Seminar Mechanics of Machines and Mechanisms - Models and Mathematical Methods

PROGRAM

Predavanja možete pratiti i online putem MITEAM stranice Seminara Mehanika mašina i mehanizama - modeli i matematičke metode: https://miteam.mi.sanu.ac.rs/asset/PgqjStRApvcGxwtBx

Plan rada Seminara Mehanika mašina i mehanizama - modeli i matematičke metode za DECEMBAR 2025.

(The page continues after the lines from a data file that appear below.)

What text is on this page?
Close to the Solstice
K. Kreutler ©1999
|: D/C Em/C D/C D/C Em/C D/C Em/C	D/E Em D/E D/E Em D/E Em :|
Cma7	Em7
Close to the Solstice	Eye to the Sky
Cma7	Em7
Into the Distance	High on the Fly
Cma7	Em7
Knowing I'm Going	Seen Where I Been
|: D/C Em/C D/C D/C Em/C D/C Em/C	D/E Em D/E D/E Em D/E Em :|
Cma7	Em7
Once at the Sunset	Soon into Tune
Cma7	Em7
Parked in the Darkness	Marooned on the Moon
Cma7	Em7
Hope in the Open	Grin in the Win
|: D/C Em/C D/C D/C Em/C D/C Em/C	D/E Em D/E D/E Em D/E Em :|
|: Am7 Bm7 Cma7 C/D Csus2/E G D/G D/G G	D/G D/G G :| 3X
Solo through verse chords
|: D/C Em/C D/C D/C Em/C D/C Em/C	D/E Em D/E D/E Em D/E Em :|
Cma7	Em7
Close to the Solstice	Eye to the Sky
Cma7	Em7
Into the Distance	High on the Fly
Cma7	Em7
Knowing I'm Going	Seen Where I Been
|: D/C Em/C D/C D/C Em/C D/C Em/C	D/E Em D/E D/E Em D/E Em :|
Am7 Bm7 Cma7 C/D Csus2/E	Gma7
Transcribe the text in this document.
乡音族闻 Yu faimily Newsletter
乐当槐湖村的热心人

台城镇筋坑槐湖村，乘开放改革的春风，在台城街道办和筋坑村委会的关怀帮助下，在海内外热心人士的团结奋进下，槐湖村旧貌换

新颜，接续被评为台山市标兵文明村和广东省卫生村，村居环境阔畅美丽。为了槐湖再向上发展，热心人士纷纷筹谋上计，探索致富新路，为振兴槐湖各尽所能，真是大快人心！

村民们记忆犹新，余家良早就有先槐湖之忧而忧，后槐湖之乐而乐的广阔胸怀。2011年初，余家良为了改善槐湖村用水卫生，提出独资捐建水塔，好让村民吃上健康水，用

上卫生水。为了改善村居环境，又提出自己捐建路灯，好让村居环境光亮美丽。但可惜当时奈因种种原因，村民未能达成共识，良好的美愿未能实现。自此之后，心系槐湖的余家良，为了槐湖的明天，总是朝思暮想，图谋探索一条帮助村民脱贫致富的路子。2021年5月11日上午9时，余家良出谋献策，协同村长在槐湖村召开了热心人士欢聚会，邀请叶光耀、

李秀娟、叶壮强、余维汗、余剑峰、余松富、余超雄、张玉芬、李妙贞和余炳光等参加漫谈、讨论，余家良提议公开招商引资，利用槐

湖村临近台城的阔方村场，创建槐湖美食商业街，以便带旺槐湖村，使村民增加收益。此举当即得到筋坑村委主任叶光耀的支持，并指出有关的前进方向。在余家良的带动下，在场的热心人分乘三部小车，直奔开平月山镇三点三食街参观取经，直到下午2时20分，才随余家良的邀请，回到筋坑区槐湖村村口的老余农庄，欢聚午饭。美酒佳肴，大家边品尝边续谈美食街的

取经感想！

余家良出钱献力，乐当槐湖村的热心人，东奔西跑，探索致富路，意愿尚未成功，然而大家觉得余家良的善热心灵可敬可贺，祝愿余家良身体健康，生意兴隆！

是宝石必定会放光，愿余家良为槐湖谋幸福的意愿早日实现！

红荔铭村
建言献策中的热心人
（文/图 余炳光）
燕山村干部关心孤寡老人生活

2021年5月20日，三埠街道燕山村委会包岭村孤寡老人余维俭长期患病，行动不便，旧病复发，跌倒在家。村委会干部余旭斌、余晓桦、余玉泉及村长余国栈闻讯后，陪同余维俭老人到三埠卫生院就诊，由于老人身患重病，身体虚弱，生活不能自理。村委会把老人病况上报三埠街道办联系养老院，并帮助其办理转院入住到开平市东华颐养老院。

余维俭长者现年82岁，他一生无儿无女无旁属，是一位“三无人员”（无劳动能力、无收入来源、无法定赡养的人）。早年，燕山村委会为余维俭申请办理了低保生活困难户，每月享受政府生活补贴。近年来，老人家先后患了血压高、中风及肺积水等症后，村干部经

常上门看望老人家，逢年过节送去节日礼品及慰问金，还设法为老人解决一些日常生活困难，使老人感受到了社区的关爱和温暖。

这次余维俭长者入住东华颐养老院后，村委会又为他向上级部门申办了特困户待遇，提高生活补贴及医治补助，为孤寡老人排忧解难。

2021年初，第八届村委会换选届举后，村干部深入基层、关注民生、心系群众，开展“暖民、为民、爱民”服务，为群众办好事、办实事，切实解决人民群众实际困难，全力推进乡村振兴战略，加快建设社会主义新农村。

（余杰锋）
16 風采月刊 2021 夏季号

Utorak, 02.12.2025. u 17:00, sala 301f, Kneza Mihaila 36 i Live stream
Ivan Tomanović, “VINČA” Institute of Nuclear Sciences-National Institute of the Republic of Serbia, University of Belgrade
TOWARDS PARALLEL IN-HOUSE CFD CODES VIA OpenACC PROGRAMMING
Decades of code development in research institutions lead to a creation of large number of specialized codes. These codes are mostly written for single core architectures, given that only small portion of entire academia, both locally and globally, had access or skill and time to create dedicated codes for the high-performance computers. Advances and changes in computer architecture over the past few decades saw introduction of both multicore computers and general-purpose graphical processing units (GP-GPUs). This was a huge step towards consumer grade HPC, but the learning curve and coding difficulty for these platforms still made them inaccessible and somewhat unattractive to the majority of academia. OpenMP (1997) with MPI and OpenACC (2011) as an interface for parallelization are making parallel computing more accessible to scientists with limited time and skills in programming, alleviating major work from them to the compiler. Modern computers saw a huge increase in both the hardware power and the availability. Both our and other authors research shows that there is a significant potential, and in following years very likely a necessity to move our codes to the new hardware platforms.
We began the conversion of in-house developed codes into the parallel versions using OpenACC programming. It is believed to be an appropriate approach, since the significant burden of process optimization, and/or memory management, as well as the task scheduling is moved from the user to compiler. Depending on the available hardware, and compiler version, different levels of optimization are readily available, further increasing convenience of writing codes this way. Latest development in the field brought us the Grace Blackwell architecture with its advanced unified memory space that allows us to allocate memory once in a single, coherent address space, and access it from both CPU and GPU using second gen NVLink-C2C, with no need for explicit data copies.
Here we will discuss the basic ideas behind OpenACC and how it helps to convert existing CFD code to its parallel version. This will be shown through a FORTRAN implementation of the SIMPLE algorithm with a two-equation k-epsilon turbulence model. Here the major difficulty was to reduce serial portions of code as much as possible in order allow massive parallel execution. Also, we will take a look at a basic particle tracking program that should illustrate difficulties in connecting particles to a flow field by two-way coupling. Overcoming the source term reductions has proven to be an issue that can be partially alleviated through the introduction of a new array that independently stores each time step of each trajectory, but the scalability of this approach is very poor. Much more scalable approach was to sacrifice performance and use the atomic directive for operations on the source terms, to avoid the overlapping of write and read operations.

Seminar Mehanika mašina i mehanizama - modeli i matematičke metode započeo je sa radom u junu 2018.god. Seminar se održava do dva puta mesečno, utorkom u periodu od 17.00 - 19.00 u Matematičkom institutu SANU.